The ticket booth at the State Theatre's April 2021 exhibition gave out vintage-style stubs to visitors walking into a former cinema that had not shown a film since 1997. Old seats, movie posters, and the preserved shopfront of the State Hair Salon filled the lobby—curated relics from a building whose demolition had seemed certain just a few years earlier. That the State Theatre was still standing at all was the result of an unlikely chain of events: international conservation pressure, a government advisory board overruling its own staff, and an architect's report containing a candid admission that officials had been guessing about the building's internal structure. Hong Kong's heritage battles rarely end so neatly, but this one did.
The building that would become the State Theatre opened in December 1952 as the Empire Theatre, designed by architects George W. Grey and Liu Sun-fo. It operated under that name for only five years before closing in 1957. After extensive renovations it reopened in 1959 under its new identity—State Theatre—and ran for nearly four more decades. The name change coincided with a period when North Point, on the northeastern shore of Hong Kong Island, was becoming one of the city's more densely settled districts. The theatre anchored the King's Road streetscape at numbers 277 to 291, a solid mid-century presence among the shops and apartment blocks. When it finally closed in 1997, the year of Hong Kong's handover to China, the symmetry felt almost deliberate—though it was almost certainly coincidence.
What makes the State Theatre architecturally unusual is its roof: a series of "parabola-like" concrete arches spanning the auditorium, visible above the roofline and described by conservationists as unique among surviving cinemas in Hong Kong. When New World Development began buying out the ground-floor tenants in July 2015—a prelude to demolition and redevelopment—Docomomo International, the international non-profit dedicated to documenting and conserving modern architecture, added the building to its "Heritage in Danger" list in March 2016. The move attracted significant public attention in Hong Kong.

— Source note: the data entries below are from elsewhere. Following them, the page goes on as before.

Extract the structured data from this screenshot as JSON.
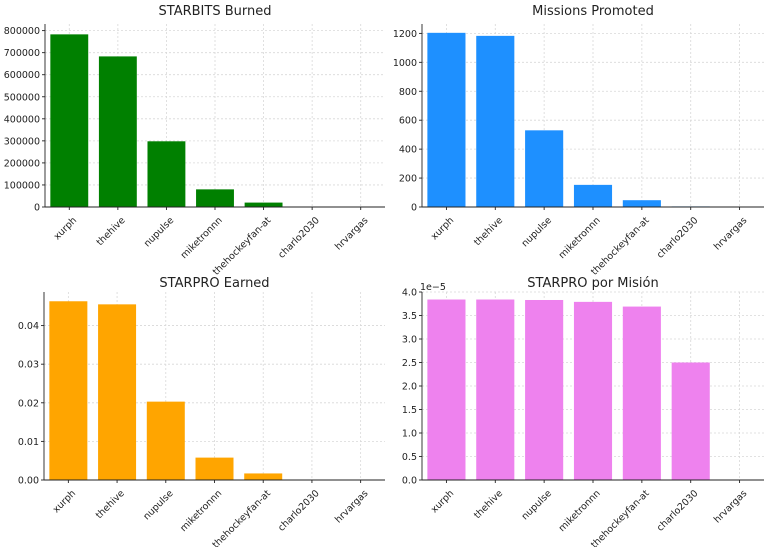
{
  "chart_data": [
    {
      "type": "bar",
      "title": "STARBITS Burned",
      "categories": [
        "xurph",
        "thehive",
        "nupulse",
        "miketronnn",
        "thehockeyfan-at",
        "charlo2030",
        "hrvargas"
      ],
      "values": [
        783000,
        683000,
        298000,
        80000,
        20000,
        1500,
        500
      ],
      "ylim": [
        0,
        830000
      ],
      "yticks": [
        0,
        100000,
        200000,
        300000,
        400000,
        500000,
        600000,
        700000,
        800000
      ],
      "ytick_labels": [
        "0",
        "100000",
        "200000",
        "300000",
        "400000",
        "500000",
        "600000",
        "700000",
        "800000"
      ],
      "y_offset_label": "",
      "color": "#008000",
      "grid": true
    },
    {
      "type": "bar",
      "title": "Missions Promoted",
      "categories": [
        "xurph",
        "thehive",
        "nupulse",
        "miketronnn",
        "thehockeyfan-at",
        "charlo2030",
        "hrvargas"
      ],
      "values": [
        1204,
        1183,
        530,
        153,
        47,
        4,
        1
      ],
      "ylim": [
        0,
        1265
      ],
      "yticks": [
        0,
        200,
        400,
        600,
        800,
        1000,
        1200
      ],
      "ytick_labels": [
        "0",
        "200",
        "400",
        "600",
        "800",
        "1000",
        "1200"
      ],
      "y_offset_label": "",
      "color": "#1e90ff",
      "grid": true
    },
    {
      "type": "bar",
      "title": "STARPRO Earned",
      "categories": [
        "xurph",
        "thehive",
        "nupulse",
        "miketronnn",
        "thehockeyfan-at",
        "charlo2030",
        "hrvargas"
      ],
      "values": [
        0.0463,
        0.0455,
        0.0203,
        0.0058,
        0.0017,
        0.0001,
        0.0
      ],
      "ylim": [
        0,
        0.0487
      ],
      "yticks": [
        0,
        0.01,
        0.02,
        0.03,
        0.04
      ],
      "ytick_labels": [
        "0.00",
        "0.01",
        "0.02",
        "0.03",
        "0.04"
      ],
      "y_offset_label": "",
      "color": "#ffa500",
      "grid": true
    },
    {
      "type": "bar",
      "title": "STARPRO por Misión",
      "categories": [
        "xurph",
        "thehive",
        "nupulse",
        "miketronnn",
        "thehockeyfan-at",
        "charlo2030",
        "hrvargas"
      ],
      "values": [
        3.84,
        3.84,
        3.83,
        3.79,
        3.69,
        2.5,
        0.0
      ],
      "ylim": [
        0,
        4.0
      ],
      "yticks": [
        0,
        0.5,
        1.0,
        1.5,
        2.0,
        2.5,
        3.0,
        3.5,
        4.0
      ],
      "ytick_labels": [
        "0.0",
        "0.5",
        "1.0",
        "1.5",
        "2.0",
        "2.5",
        "3.0",
        "3.5",
        "4.0"
      ],
      "y_offset_label": "1e−5",
      "color": "#ee82ee",
      "grid": true
    }
  ]
}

Heritage groups including Walk in Hong Kong, Docomomo Hong Kong, and the Conservancy Association issued a joint statement urging the Antiquities Advisory Board to grant the theatre its highest protection. The arches, visible and structurally expressive, gave conservationists a concrete, photogenic argument.
The Antiquities Advisory Board convened on 18 April 2016 to determine the theatre's grade. The government's own Antiquities and Monuments Office had assessed the building's interior as substantially altered, its original function lost, and its heritage value relatively low—a recommendation against Grade I status. During the meeting, however, board members pressed the AMO with follow-up questions. Officials admitted they had not fully examined the internal structural changes and had been making an informed guess. The board overruled the AMO's recommendation and voted to designate the State Theatre a Grade I historic building. It was an unusual outcome: a government body overturning its own specialist advice based partly on the admission that the advice wasn't solid. In March 2017, the designation became official.

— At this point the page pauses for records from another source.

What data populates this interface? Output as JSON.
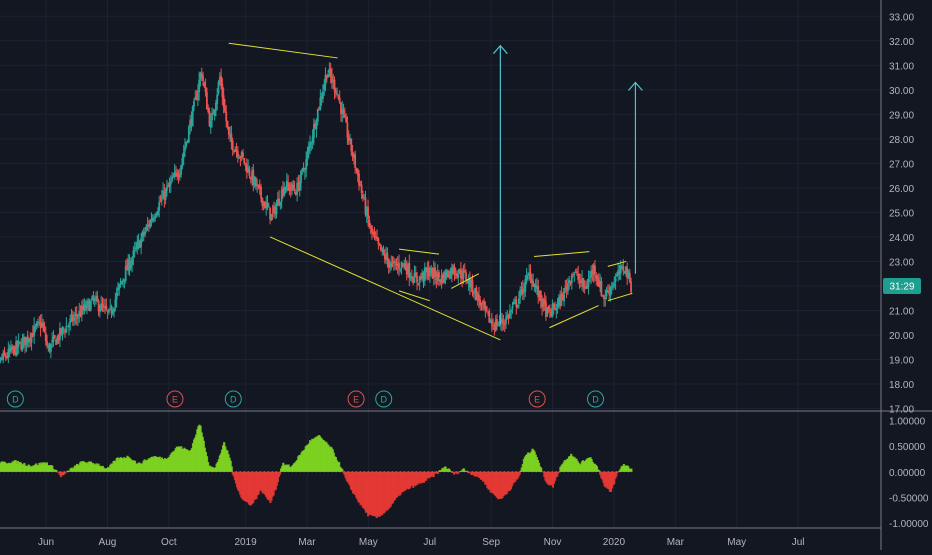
{
  "colors": {
    "background": "#131722",
    "axis_line": "#787b86",
    "axis_text": "#b2b5be",
    "grid": "#1e2230",
    "candle_up": "#26a69a",
    "candle_down": "#ef5350",
    "osc_pos": "#7ed321",
    "osc_neg": "#e53935",
    "trend": "#e5e234",
    "arrow": "#4ec3d0",
    "price_label_bg": "#1e9e8e",
    "event_d": "#2aa7a1",
    "event_e": "#d9534f"
  },
  "chart_data": [
    {
      "type": "candlestick",
      "y_axis": {
        "ylim": [
          16.9,
          33.5
        ],
        "ticks": [
          "17.00",
          "18.00",
          "19.00",
          "20.00",
          "21.00",
          "22.00",
          "23.00",
          "24.00",
          "25.00",
          "26.00",
          "27.00",
          "28.00",
          "29.00",
          "30.00",
          "31.00",
          "32.00",
          "33.00"
        ],
        "tick_values": [
          17,
          18,
          19,
          20,
          21,
          22,
          23,
          24,
          25,
          26,
          27,
          28,
          29,
          30,
          31,
          32,
          33
        ]
      },
      "x_axis": {
        "xlim": [
          0,
          28.7
        ],
        "tick_labels": [
          "Jun",
          "Aug",
          "Oct",
          "2019",
          "Mar",
          "May",
          "Jul",
          "Sep",
          "Nov",
          "2020",
          "Mar",
          "May",
          "Jul"
        ],
        "tick_values": [
          1.5,
          3.5,
          5.5,
          8,
          10,
          12,
          14,
          16,
          18,
          20,
          22,
          24,
          26
        ]
      },
      "current_price_label": "31:29",
      "current_price": 22.0,
      "price_path": [
        [
          -0.4,
          18.5
        ],
        [
          0.8,
          19.7
        ],
        [
          1.4,
          20.5
        ],
        [
          1.6,
          19.4
        ],
        [
          2.3,
          20.5
        ],
        [
          3.1,
          21.4
        ],
        [
          3.6,
          20.8
        ],
        [
          4.1,
          22.5
        ],
        [
          4.6,
          23.8
        ],
        [
          5.2,
          25.3
        ],
        [
          5.9,
          26.8
        ],
        [
          6.4,
          29.5
        ],
        [
          6.6,
          30.8
        ],
        [
          6.9,
          28.5
        ],
        [
          7.2,
          30.5
        ],
        [
          7.5,
          28.0
        ],
        [
          7.9,
          27.3
        ],
        [
          8.3,
          26.3
        ],
        [
          8.6,
          25.5
        ],
        [
          8.9,
          24.8
        ],
        [
          9.3,
          26.1
        ],
        [
          9.7,
          25.9
        ],
        [
          10.0,
          27.0
        ],
        [
          10.4,
          29.2
        ],
        [
          10.7,
          30.8
        ],
        [
          11.0,
          30.0
        ],
        [
          11.3,
          28.5
        ],
        [
          11.7,
          26.5
        ],
        [
          12.1,
          24.3
        ],
        [
          12.4,
          23.5
        ],
        [
          12.8,
          22.8
        ],
        [
          13.2,
          22.9
        ],
        [
          13.6,
          22.2
        ],
        [
          14.0,
          22.6
        ],
        [
          14.4,
          22.3
        ],
        [
          14.8,
          22.7
        ],
        [
          15.2,
          22.4
        ],
        [
          15.5,
          21.8
        ],
        [
          15.8,
          21.0
        ],
        [
          16.1,
          20.4
        ],
        [
          16.5,
          20.6
        ],
        [
          16.9,
          21.4
        ],
        [
          17.3,
          22.5
        ],
        [
          17.6,
          21.6
        ],
        [
          17.9,
          20.8
        ],
        [
          18.3,
          21.4
        ],
        [
          18.7,
          22.6
        ],
        [
          19.1,
          21.9
        ],
        [
          19.4,
          22.8
        ],
        [
          19.7,
          21.5
        ],
        [
          20.1,
          22.3
        ],
        [
          20.4,
          22.8
        ],
        [
          20.6,
          22.0
        ]
      ],
      "annotations": {
        "trend_lines": [
          [
            [
              7.45,
              31.9
            ],
            [
              11.0,
              31.3
            ]
          ],
          [
            [
              8.8,
              24.0
            ],
            [
              16.3,
              19.8
            ]
          ],
          [
            [
              13.0,
              23.5
            ],
            [
              14.3,
              23.3
            ]
          ],
          [
            [
              13.0,
              21.8
            ],
            [
              14.0,
              21.4
            ]
          ],
          [
            [
              14.7,
              21.9
            ],
            [
              15.6,
              22.5
            ]
          ],
          [
            [
              17.4,
              23.2
            ],
            [
              19.2,
              23.4
            ]
          ],
          [
            [
              17.9,
              20.3
            ],
            [
              19.5,
              21.2
            ]
          ],
          [
            [
              19.8,
              22.8
            ],
            [
              20.4,
              23.0
            ]
          ],
          [
            [
              19.8,
              21.4
            ],
            [
              20.6,
              21.7
            ]
          ]
        ],
        "arrows": [
          [
            [
              16.3,
              20.4
            ],
            [
              16.3,
              31.8
            ]
          ],
          [
            [
              20.7,
              22.5
            ],
            [
              20.7,
              30.3
            ]
          ]
        ]
      },
      "events": [
        {
          "label": "D",
          "x": 0.5
        },
        {
          "label": "E",
          "x": 5.7
        },
        {
          "label": "D",
          "x": 7.6
        },
        {
          "label": "E",
          "x": 11.6
        },
        {
          "label": "D",
          "x": 12.5
        },
        {
          "label": "E",
          "x": 17.5
        },
        {
          "label": "D",
          "x": 19.4
        }
      ]
    },
    {
      "type": "histogram",
      "ylim": [
        -1.1,
        1.15
      ],
      "ticks": [
        "1.00000",
        "0.50000",
        "0.00000",
        "-0.50000",
        "-1.00000"
      ],
      "tick_values": [
        1.0,
        0.5,
        0.0,
        -0.5,
        -1.0
      ],
      "x_range": [
        -0.4,
        20.6
      ],
      "path": [
        [
          -0.4,
          0.15
        ],
        [
          0.5,
          0.2
        ],
        [
          1.0,
          0.12
        ],
        [
          1.5,
          0.18
        ],
        [
          1.8,
          0.05
        ],
        [
          2.0,
          -0.1
        ],
        [
          2.3,
          0.05
        ],
        [
          2.7,
          0.2
        ],
        [
          3.2,
          0.15
        ],
        [
          3.5,
          0.05
        ],
        [
          3.8,
          0.25
        ],
        [
          4.2,
          0.3
        ],
        [
          4.5,
          0.15
        ],
        [
          5.0,
          0.3
        ],
        [
          5.4,
          0.25
        ],
        [
          5.8,
          0.5
        ],
        [
          6.2,
          0.4
        ],
        [
          6.5,
          0.95
        ],
        [
          6.8,
          0.15
        ],
        [
          7.0,
          0.05
        ],
        [
          7.3,
          0.55
        ],
        [
          7.5,
          0.25
        ],
        [
          7.6,
          -0.1
        ],
        [
          7.9,
          -0.55
        ],
        [
          8.2,
          -0.65
        ],
        [
          8.5,
          -0.35
        ],
        [
          8.8,
          -0.6
        ],
        [
          9.0,
          -0.3
        ],
        [
          9.2,
          0.15
        ],
        [
          9.5,
          0.1
        ],
        [
          9.8,
          0.35
        ],
        [
          10.1,
          0.6
        ],
        [
          10.4,
          0.7
        ],
        [
          10.8,
          0.45
        ],
        [
          11.1,
          0.1
        ],
        [
          11.3,
          -0.2
        ],
        [
          11.7,
          -0.6
        ],
        [
          12.0,
          -0.85
        ],
        [
          12.3,
          -0.9
        ],
        [
          12.7,
          -0.7
        ],
        [
          13.0,
          -0.45
        ],
        [
          13.4,
          -0.3
        ],
        [
          13.8,
          -0.2
        ],
        [
          14.2,
          -0.05
        ],
        [
          14.5,
          0.1
        ],
        [
          14.8,
          -0.05
        ],
        [
          15.1,
          0.05
        ],
        [
          15.4,
          -0.05
        ],
        [
          15.7,
          -0.15
        ],
        [
          16.0,
          -0.4
        ],
        [
          16.3,
          -0.55
        ],
        [
          16.6,
          -0.35
        ],
        [
          16.9,
          -0.1
        ],
        [
          17.1,
          0.3
        ],
        [
          17.4,
          0.45
        ],
        [
          17.6,
          0.1
        ],
        [
          17.8,
          -0.2
        ],
        [
          18.0,
          -0.3
        ],
        [
          18.3,
          0.15
        ],
        [
          18.6,
          0.35
        ],
        [
          18.9,
          0.15
        ],
        [
          19.2,
          0.3
        ],
        [
          19.5,
          0.05
        ],
        [
          19.7,
          -0.3
        ],
        [
          19.9,
          -0.4
        ],
        [
          20.1,
          -0.05
        ],
        [
          20.3,
          0.15
        ],
        [
          20.6,
          0.05
        ]
      ]
    }
  ]
}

With Grade I status secured, the conversation shifted to what the State Theatre might become. Architects WilkinsonEyre and Purcell were appointed to lead the conservation project; Variety reported in 2021 that the restoration was expected to take five years. Proposals had ranged from an indoor sports facility with rock climbing and zip-lining to a shared community space. The April 2021 exhibition—"Finding your, my, his or her State"—drew visitors with an instinct for nostalgia and gave New World Development a way to shape the narrative before construction work began. The theatre also carries its own minor film history: Bruce Lee's posthumously released 1978 film Game of Death was shot partly here, and director Fruit Chan used it in his 1998 film The Longest Summer. The arches endure; the films remain.
The State Theatre sits at approximately 22.290°N, 114.195°E on King's Road in North Point, on the northeastern shore of Hong Kong Island. From the air, North Point's dense mid-rise housing blocks form a distinctive band along the waterfront, with Victoria Harbour immediately to the north. The building is not easily distinguishable from altitude, but the North Point waterfront—including the power station chimney stacks visible for many years—provides orientation. Hong Kong International Airport (VHHH) is located on Lantau Island roughly 35 km to the west. Visual approaches over the harbour from the northeast bring North Point into view at 2,000–4,000 feet. The building is best visited from ground level via North Point MTR station.